NASA's Durable Spirit Sends Intriguing New Images From Mars
"We followed a circuitous path uphill, using the higher, uneven terrain to tilt the solar panels toward the Sun, keep the communications antenna facing Earth, and avoid rocks along the way," said rover driver Chris Leger at NASA's Jet Propulsion Laboratory.

While keeping warm in the winter, Spirit's uphill battle also centered on what NASA sent both rovers to find: signs of past water on Mars. If water persisted for long periods of time in martian history, the red planet might have once had a life-supporting environment. At first, Spirit's studies showed plenty of volcanic rocks, but few signs of minerals formed by water.

"Only by climbing did Spirit find what we were seeking," said Ray Arvidson, deputy principal investigator from Washington University in St. Louis. "With Spirit's engineering stamina, we finally found rocks in the 'Columbia Hills' that either formed in, or were altered by, water. Perhaps best of all, the hills hold the highest sulfur content ever found on Mars: sulfate salts, deposited by water."

Besides finding these prized signs of past water on Mars, Spirit has discovered at least five distinct classes of rocks. Among these are molten rocks blasted upward and outward during meteorite impacts, materials formed during violent volcanic explosions, and lava flows. Beyond these large features, Spirit has taken a close look at grain-sized rock particles as well. "At a small scale, the geology of 'Husband Hill' looks like it's been put in a blender," said Squyres.

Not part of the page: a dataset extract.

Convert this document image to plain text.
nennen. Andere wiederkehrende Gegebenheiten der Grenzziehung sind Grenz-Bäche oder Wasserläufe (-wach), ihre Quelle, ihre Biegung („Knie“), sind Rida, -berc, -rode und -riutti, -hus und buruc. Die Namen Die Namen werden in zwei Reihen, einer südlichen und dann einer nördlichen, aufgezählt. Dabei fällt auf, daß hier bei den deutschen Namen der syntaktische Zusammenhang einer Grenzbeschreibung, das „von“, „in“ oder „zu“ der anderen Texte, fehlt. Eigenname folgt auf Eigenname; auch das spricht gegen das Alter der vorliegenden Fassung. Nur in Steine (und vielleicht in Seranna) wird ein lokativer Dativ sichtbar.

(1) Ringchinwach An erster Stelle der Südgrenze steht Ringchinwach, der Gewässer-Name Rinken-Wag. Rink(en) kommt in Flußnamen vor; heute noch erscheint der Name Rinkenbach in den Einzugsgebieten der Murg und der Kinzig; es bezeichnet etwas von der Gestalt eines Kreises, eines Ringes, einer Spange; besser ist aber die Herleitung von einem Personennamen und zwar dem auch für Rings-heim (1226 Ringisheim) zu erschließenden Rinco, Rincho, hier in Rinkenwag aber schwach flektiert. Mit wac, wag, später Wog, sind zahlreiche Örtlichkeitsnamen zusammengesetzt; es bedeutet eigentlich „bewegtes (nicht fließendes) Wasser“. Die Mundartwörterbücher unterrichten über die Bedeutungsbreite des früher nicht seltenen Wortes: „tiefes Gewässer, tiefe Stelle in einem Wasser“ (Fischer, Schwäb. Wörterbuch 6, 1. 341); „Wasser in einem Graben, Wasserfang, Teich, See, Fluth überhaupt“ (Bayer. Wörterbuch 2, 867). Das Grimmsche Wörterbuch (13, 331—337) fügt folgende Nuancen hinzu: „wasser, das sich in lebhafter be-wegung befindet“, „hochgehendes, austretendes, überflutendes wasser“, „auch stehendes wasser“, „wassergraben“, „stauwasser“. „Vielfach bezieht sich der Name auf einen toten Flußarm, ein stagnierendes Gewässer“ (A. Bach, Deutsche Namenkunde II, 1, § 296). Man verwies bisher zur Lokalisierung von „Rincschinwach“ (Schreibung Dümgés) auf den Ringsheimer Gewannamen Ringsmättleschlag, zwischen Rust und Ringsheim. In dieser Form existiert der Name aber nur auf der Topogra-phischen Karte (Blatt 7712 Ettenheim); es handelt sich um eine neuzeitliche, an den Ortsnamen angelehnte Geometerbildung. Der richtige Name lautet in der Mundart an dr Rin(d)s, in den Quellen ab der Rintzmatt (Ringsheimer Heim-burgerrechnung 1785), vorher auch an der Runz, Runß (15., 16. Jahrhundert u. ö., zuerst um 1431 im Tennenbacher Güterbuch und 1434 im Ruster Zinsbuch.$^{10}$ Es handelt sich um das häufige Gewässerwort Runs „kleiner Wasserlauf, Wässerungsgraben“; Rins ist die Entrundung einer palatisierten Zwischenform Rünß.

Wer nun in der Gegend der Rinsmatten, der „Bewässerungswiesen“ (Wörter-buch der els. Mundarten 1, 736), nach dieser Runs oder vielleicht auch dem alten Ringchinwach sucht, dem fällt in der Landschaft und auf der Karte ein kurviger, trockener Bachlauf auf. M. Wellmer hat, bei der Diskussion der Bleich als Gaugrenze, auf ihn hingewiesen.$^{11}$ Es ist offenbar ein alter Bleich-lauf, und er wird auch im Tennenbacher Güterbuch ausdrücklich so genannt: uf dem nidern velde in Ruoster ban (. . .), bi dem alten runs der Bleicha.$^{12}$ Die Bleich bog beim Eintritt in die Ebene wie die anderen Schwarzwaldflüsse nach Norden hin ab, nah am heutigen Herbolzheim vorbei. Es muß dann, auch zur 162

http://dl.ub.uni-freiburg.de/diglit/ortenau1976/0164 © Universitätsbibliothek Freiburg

"All of this variety churned up in the rock record shows how volatile Mars was in the past," Arvidson says. "Rocks in one layer say volcanoes were exploding, in another that lava was flowing, in another that water was seeping. And then imagine that some massive geologic force uplifted the whole of 'Columbia Hills,' exposing all of these layers to millions of years of wind erosion, gravity-driven landslides, and meteorite impacts."

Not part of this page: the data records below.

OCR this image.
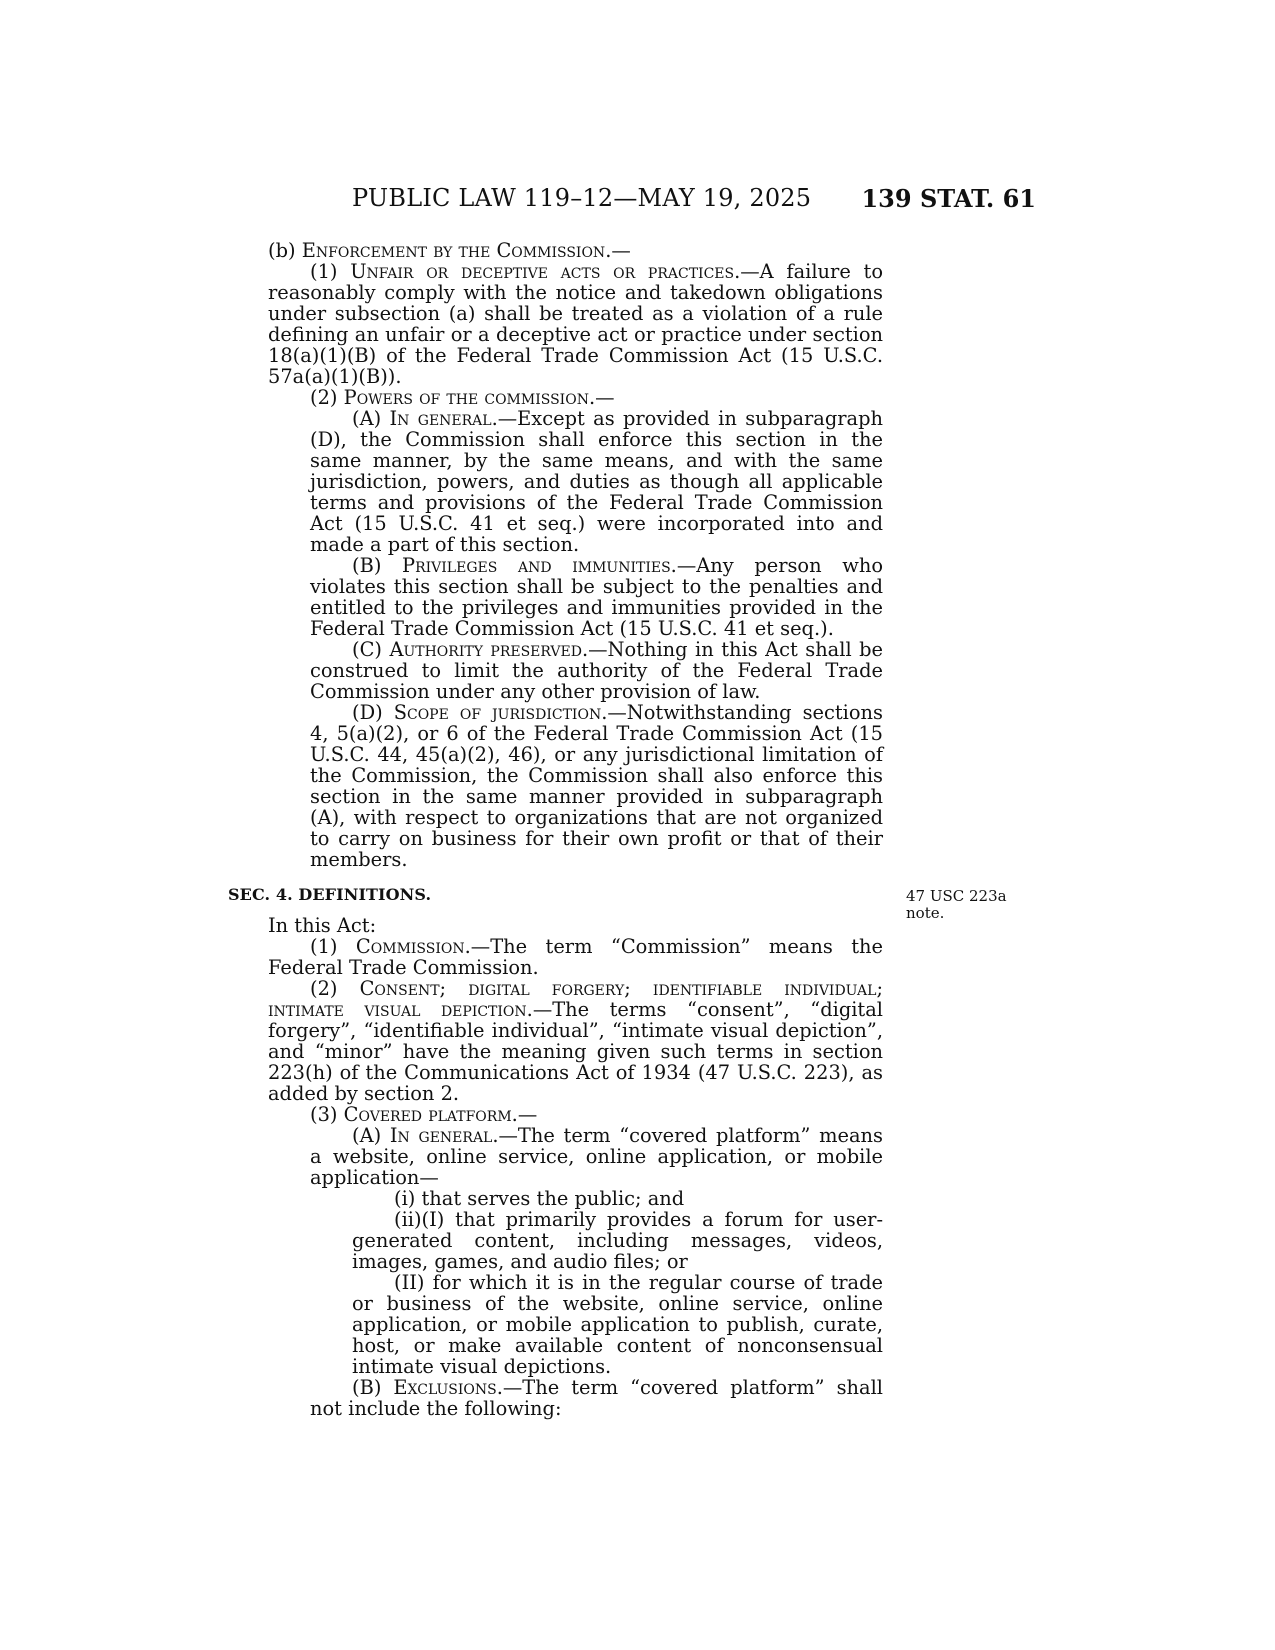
PUBLIC LAW 119–12—MAY 19, 2025 139 STAT. 61

(b) Enforcement by the Commission.—

(1) Unfair or deceptive acts or practices.—A failure to reasonably comply with the notice and takedown obligations under subsection (a) shall be treated as a violation of a rule defining an unfair or a deceptive act or practice under section 18(a)(1)(B) of the Federal Trade Commission Act (15 U.S.C. 57a(a)(1)(B)).

(2) Powers of the commission.—

(A) In general.—Except as provided in subparagraph (D), the Commission shall enforce this section in the same manner, by the same means, and with the same jurisdiction, powers, and duties as though all applicable terms and provisions of the Federal Trade Commission Act (15 U.S.C. 41 et seq.) were incorporated into and made a part of this section.

(B) Privileges and immunities.—Any person who violates this section shall be subject to the penalties and entitled to the privileges and immunities provided in the Federal Trade Commission Act (15 U.S.C. 41 et seq.).

(C) Authority preserved.—Nothing in this Act shall be construed to limit the authority of the Federal Trade Commission under any other provision of law.

(D) Scope of jurisdiction.—Notwithstanding sections 4, 5(a)(2), or 6 of the Federal Trade Commission Act (15 U.S.C. 44, 45(a)(2), 46), or any jurisdictional limitation of the Commission, the Commission shall also enforce this section in the same manner provided in subparagraph (A), with respect to organizations that are not organized to carry on business for their own profit or that of their members.

SEC. 4. DEFINITIONS.

In this Act:

(1) Commission.—The term “Commission” means the Federal Trade Commission.

(2) Consent; digital forgery; identifiable individual; intimate visual depiction.—The terms “consent”, “digital forgery”, “identifiable individual”, “intimate visual depiction”, and “minor” have the meaning given such terms in section 223(h) of the Communications Act of 1934 (47 U.S.C. 223), as added by section 2.

(3) Covered platform.—

(A) In general.—The term “covered platform” means a website, online service, online application, or mobile application—

(i) that serves the public; and

(ii)(I) that primarily provides a forum for user-generated content, including messages, videos, images, games, and audio files; or

(II) for which it is in the regular course of trade or business of the website, online service, online application, or mobile application to publish, curate, host, or make available content of nonconsensual intimate visual depictions.

(B) Exclusions.—The term “covered platform” shall not include the following:

47 USC 223a
note.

Seeing this rich geologic record on the north side of the Columbia Hills, Arvidson says, heightens the science team's anticipation of what more they will learn about the history of the hills during Spirit's trek down the other side.

Raising Spirit's Energy

For Spirit's continued journey, engineers are delighted with the unlikely role the martian wind has played in increasing the rover's staying power. A peak threat of wind is the planet-encircling dust storms that can arise in martian spring through early summer, blocking out sunlight needed for power. "Luckily,” said project scientist Joy Crisp, "we haven’t yet seen a global dust storm since the rovers landed on Mars, but we have seen a lot of dust devils."

Dust devils occur when the wind whirls over the surface, stirring dust up like a miniature tornado and traveling up to 13 feet per second (4 meters per second). It turns out the dust devils are primarily a lunchtime affair, mostly occurring between 11 a.m. and 3 p.m. at each rover site. For both rovers, these noontime winds have been very favorable.

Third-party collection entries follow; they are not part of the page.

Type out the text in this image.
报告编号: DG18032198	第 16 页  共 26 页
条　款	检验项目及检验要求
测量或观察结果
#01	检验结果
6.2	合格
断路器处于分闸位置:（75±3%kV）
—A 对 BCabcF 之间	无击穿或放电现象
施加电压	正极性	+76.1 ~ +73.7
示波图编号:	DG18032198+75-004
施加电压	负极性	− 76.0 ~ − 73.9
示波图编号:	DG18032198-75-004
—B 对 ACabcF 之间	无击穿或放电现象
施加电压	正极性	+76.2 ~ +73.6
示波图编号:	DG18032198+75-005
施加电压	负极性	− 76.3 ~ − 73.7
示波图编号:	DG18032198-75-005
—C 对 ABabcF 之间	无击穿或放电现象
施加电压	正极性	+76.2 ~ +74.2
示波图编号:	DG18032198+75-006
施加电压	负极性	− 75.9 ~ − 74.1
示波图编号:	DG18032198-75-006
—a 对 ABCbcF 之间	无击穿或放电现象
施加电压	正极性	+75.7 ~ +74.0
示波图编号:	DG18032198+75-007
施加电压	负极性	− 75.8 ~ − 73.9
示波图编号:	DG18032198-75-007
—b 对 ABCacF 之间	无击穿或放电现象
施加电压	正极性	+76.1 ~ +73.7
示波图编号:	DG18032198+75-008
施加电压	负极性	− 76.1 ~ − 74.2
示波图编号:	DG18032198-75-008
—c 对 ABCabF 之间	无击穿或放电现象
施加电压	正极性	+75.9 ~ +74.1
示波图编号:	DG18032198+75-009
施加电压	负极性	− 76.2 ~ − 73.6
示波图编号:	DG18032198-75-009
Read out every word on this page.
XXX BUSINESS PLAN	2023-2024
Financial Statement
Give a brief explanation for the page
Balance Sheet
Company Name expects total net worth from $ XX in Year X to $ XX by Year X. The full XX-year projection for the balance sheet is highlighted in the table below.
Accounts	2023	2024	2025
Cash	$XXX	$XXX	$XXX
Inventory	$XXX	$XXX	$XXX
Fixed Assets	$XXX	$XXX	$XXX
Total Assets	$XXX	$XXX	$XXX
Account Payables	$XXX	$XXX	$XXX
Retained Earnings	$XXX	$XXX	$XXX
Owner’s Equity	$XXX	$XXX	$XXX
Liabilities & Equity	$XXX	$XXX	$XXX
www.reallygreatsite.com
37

While dozens of dust devils have passed before Spirit's cameras, some have made contact, sweeping dust from the rover's solar panels. The solar panels are then able to take in more sunlight and convert it into electricity, keeping Spirit "alive" for even longer.

Keeping Spirit Alive

While no one can predict how long Spirit will last, the rover's stamina throughout the long martian year encourages hope. The science team is busy even now plotting new destinations to strive toward. If the "Columbia Hills" were once a distant dream, new far-off horizons beckon just as much. Getting there will stretch the rover's capabilities as much as the imagination. Team member Jim Rice calls one such distant target, a rough and rugged terrain to the south, "the Promised Land."

One thing is sure. No matter what the future holds, Spirit is already there.